2022-03-03
The Securities and Exchange Commission requires issuing houses to obtain and file a No-Objection letter from primary regulators, particularly in banking and insurance, as a prerequisite for approving proposed transactions. This mandatory reference letter must confirm the absence of material financial statement changes since the last accounting year-end, list current board members, and explicitly approve the proposed issuance. Applications submitted without this letter will be deemed incomplete and withheld from processing, a change designed to accelerate the Commission transaction turnaround period.
The Securities and Exchange Commission (“the Commission”) hereby draws the attention of Issuing Houses to the due diligence requirement for a “No-Objection” letter from “primary regulators” of Issuers, especially those in the Banking and Insurance sectors, as a prerequisite for the Commission’s approval of proposed transactions.

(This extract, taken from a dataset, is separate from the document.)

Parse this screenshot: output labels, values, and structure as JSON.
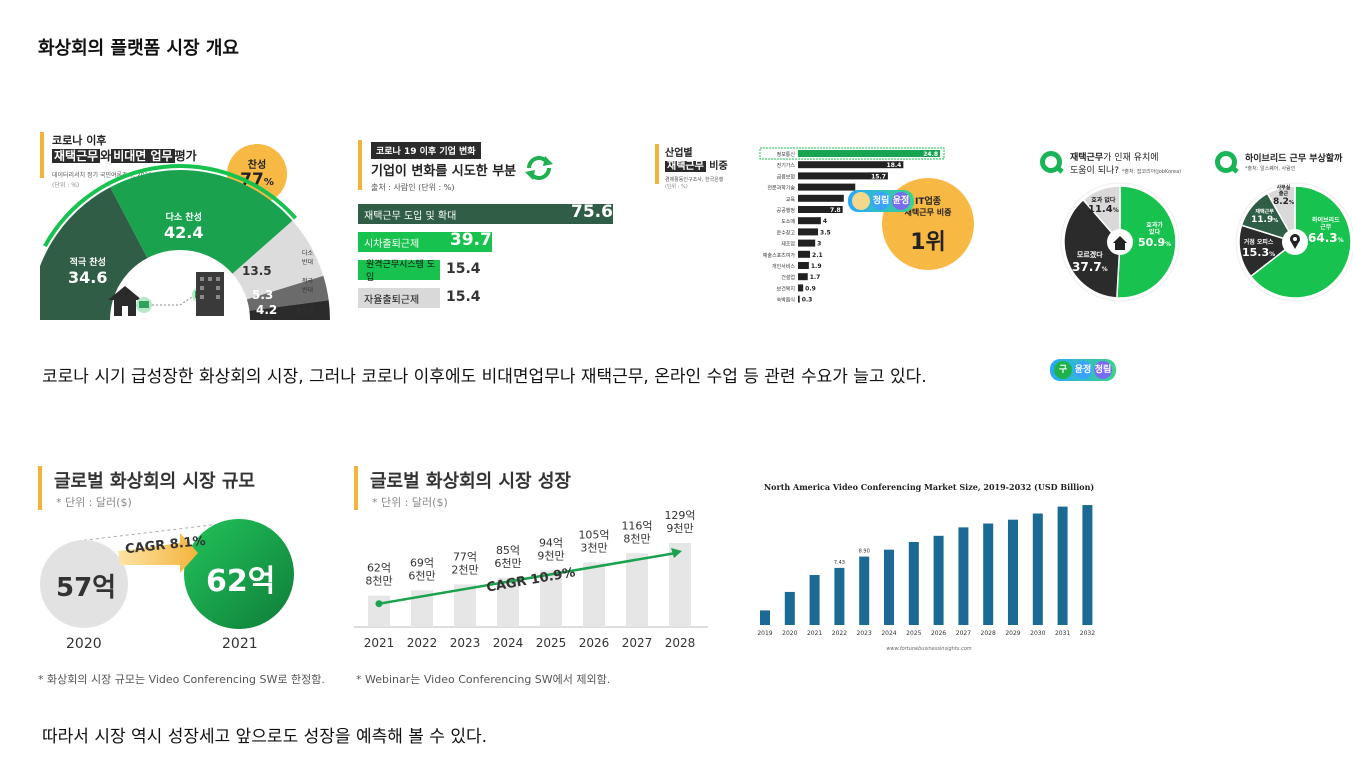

In a bid to further improve the Commission’s transaction turn-around period, Issuers would henceforth be required to obtain the reference letter of “No-Objection” from their respective primary regulators and file same along with other application documents presented to the Commission. The letter of No-Objection should cover the following: Confirmation that there has not been any material change(s) in the financial statements of the Issuer/Sponsor from the last accounting year end to date; Names of current members of the Board of Directors; and No objection to the proposed issuance. Please be informed that where in relevant instances, an application is not accompanied by a letter of “No-Objection”, such submission will be considered to be incomplete and would not be processed.